Der BFH hat bereits mehrfach darauf hingewiesen, daß es für die Beurteilung der Tätigkeit einer Gesellschaft als Grundstückshandel ohne Bedeutung ist, ob die einzelnen Objekte dieser Tätigkeit zum Vermögen der Gesellschaft oder zum Sonderbetriebsvermögen der Gesellschafter gehören (vgl. BFH-Urteile vom 23. Februar 1977 I R 28/75, BFHE 122, 135, BStBl II 1977, 552; vom 10. November 1992 VIII R 100/90, BFH/NV 1993, 539, unter 4. und 5. der Gründe). Es durften deshalb schon nach dieser Rechtsprechung nur solche Tätigkeiten nicht berücksichtigt werden, die die Gesellschafter im Rahmen einer mit anderen Personen bestehenden Gesellschaft oder als Einzelpersonen verwirklichen (vgl. dazu BFH-Urteil vom 25. April 1991 IV R 111/90, BFHE 165, 188, BStBl II 1992, 283).
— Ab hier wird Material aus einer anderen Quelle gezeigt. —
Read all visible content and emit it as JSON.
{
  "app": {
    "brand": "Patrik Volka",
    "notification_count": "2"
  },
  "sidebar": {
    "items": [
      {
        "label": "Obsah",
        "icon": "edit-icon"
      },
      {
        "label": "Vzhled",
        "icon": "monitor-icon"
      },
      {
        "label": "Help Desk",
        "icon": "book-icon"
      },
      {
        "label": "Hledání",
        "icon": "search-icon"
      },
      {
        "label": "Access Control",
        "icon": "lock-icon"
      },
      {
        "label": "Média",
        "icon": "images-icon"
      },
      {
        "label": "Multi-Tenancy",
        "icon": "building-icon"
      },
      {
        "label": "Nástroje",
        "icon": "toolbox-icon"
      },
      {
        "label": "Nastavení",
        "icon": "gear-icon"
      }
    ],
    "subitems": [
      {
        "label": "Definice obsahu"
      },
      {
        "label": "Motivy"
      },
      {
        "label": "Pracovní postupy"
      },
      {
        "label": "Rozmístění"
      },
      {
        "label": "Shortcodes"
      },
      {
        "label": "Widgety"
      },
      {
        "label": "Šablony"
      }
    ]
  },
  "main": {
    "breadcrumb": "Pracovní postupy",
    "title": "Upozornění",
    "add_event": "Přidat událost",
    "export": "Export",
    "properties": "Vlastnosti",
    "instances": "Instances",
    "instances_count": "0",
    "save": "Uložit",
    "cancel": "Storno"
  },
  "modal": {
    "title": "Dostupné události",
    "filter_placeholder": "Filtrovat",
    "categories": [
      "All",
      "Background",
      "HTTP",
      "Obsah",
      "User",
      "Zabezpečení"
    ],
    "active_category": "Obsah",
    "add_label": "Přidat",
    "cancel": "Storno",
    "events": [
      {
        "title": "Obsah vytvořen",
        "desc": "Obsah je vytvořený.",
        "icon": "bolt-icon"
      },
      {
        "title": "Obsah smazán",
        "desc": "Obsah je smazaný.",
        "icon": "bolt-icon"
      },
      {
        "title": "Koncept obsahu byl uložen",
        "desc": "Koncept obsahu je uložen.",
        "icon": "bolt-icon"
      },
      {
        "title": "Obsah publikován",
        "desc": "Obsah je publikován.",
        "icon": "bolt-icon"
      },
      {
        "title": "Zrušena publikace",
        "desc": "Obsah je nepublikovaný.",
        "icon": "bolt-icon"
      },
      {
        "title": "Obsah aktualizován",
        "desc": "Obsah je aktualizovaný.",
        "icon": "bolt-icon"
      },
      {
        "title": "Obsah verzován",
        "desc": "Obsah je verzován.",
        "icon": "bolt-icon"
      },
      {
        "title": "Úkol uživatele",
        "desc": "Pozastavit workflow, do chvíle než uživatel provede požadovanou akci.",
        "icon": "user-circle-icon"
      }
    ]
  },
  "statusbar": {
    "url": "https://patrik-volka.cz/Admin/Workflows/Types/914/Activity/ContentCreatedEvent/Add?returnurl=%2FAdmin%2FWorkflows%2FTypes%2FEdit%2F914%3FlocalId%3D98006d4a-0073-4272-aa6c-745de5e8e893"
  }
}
Der Große Senat des BFH hat diese Rechtsprechung bestätigt (Beschluß vom 3. Juli 1995 GrS 1/93, BFHE 178, 86, BStBl II 1995, 617, unter C IV. 2. b cc der Gründe); sie beruht auf der Wertung des Einkommensteuergesetzes, daß es bei einer Personengesellschaft aus ertragssteuerrechtlicher Sicht keinen Unterschied machen kann, ob die objektiv dem Betrieb dienenden Wirtschaftsgüter in das Gesellschaftsvermögen eingebracht werden und so Gesamthandsvermögen gebildet wird oder ob die Gesellschafter der Gesellschaft Wirtschaftsgüter zur betrieblichen Nutzung überlassen, sei es aufgrund einer gesellschaftsvertraglichen Beitragspflicht, sei es aufgrund eines Miet- oder Pachtvertrages oder sonstigen Nutzungsüberlassungsvertrages, oder ob in anderer Weise als durch Nutzungsüberlassung das Wirtschaftsgut dem Betrieb der Gesellschaft gewidmet wird (BFH-Beschluß vom 3. Mai 1993 GrS 3/92, BFHE 171, 246, BStBl II 1993, 616, unter C III. 6. a bb der Gründe).